По ним мы и старались вести огонь. Я делал это почти наугад, хотя очень старался. И вообще карабин, считал я, малоудобная штука для боя. Может быть, правда, если ты снайпер… А так — какой же здесь прицельный огонь, когда и немцы черт знает где и самому не выглянуть как следует из окопа (гитлеровцы строчат по брустверу так, что только пули жужжат — ж-ж-ик, ж-ж-ик, ж-ж-ик!), а тут еще надо без конца перезаряжать карабин.

Рядом со мной Саша. Он по левую руку, а левее от него и правее от меня — бойцы-пехотинцы. У них автоматы, и я завидую им: как ловко они стреляют.

Немцы, кажется, чуть приутихли.

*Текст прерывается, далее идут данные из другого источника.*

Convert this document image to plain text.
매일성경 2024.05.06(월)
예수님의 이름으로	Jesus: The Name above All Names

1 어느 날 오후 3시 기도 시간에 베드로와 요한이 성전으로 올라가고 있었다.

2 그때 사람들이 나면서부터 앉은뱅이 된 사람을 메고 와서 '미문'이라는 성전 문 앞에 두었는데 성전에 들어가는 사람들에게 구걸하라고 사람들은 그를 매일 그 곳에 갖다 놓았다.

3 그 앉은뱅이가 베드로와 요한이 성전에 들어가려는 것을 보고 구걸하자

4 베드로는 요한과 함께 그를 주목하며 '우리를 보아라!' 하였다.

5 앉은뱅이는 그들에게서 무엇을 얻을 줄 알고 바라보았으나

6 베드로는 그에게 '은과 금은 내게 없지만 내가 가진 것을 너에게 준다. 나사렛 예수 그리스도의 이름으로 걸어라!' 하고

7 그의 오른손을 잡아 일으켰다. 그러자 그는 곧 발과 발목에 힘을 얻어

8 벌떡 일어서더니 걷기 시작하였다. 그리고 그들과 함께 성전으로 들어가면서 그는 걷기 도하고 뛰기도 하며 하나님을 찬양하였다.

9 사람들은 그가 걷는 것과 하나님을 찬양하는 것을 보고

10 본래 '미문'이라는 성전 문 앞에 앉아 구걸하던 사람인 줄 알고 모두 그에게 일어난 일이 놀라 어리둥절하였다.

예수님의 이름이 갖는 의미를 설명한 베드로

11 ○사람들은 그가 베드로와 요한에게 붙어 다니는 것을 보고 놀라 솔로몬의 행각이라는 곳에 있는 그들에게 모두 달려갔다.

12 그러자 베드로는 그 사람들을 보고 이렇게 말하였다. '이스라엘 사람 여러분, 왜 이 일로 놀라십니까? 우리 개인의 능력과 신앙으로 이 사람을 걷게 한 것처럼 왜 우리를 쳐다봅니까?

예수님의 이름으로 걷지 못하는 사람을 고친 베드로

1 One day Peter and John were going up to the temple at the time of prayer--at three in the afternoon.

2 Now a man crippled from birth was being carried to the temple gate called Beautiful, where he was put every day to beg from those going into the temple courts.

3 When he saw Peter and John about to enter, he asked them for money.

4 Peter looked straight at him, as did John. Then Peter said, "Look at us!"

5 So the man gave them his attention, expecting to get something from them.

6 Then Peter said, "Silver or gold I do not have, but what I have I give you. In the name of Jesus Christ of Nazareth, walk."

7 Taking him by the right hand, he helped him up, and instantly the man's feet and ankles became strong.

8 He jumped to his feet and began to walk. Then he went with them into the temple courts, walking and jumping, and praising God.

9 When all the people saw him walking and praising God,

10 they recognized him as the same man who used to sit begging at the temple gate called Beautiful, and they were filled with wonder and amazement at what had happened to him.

Даже каски их не видны в окопах. Может быть, всё? Кончилось?

Но не успел я так подумать, как Саша дернул меня за плечо:

— Или мне мерещится, или очки… Гляди! Гляди! Чепуха какая-то!

Я взглянул вперед. Нет, это была уже не чепуха. Немцы неловко выскакивали из окопов и, чуть пригнув головы в касках, шли прямо на нас. В руках — автоматы, фигурки немцев чуть покачивались, но шли уверенно…

Мне показалось, что я сейчас совсем один и все эти фигурки движутся не на наш окоп, а именно на меня. Сколько же их? Кажется, я насчитал двенадцать, но потом сбился, занятый уже другим. Я выбирал себе цели. Карабин мой лежал неудобно, и я поправил его, ловчее упер в плечо и стал наводить мушку на выбранную фигурку. Все делал так, как когда-то на учебных стрельбах.

По окопу прозвучала команда:

— Не стрелять! Ближе! Пусть ближе подойдут!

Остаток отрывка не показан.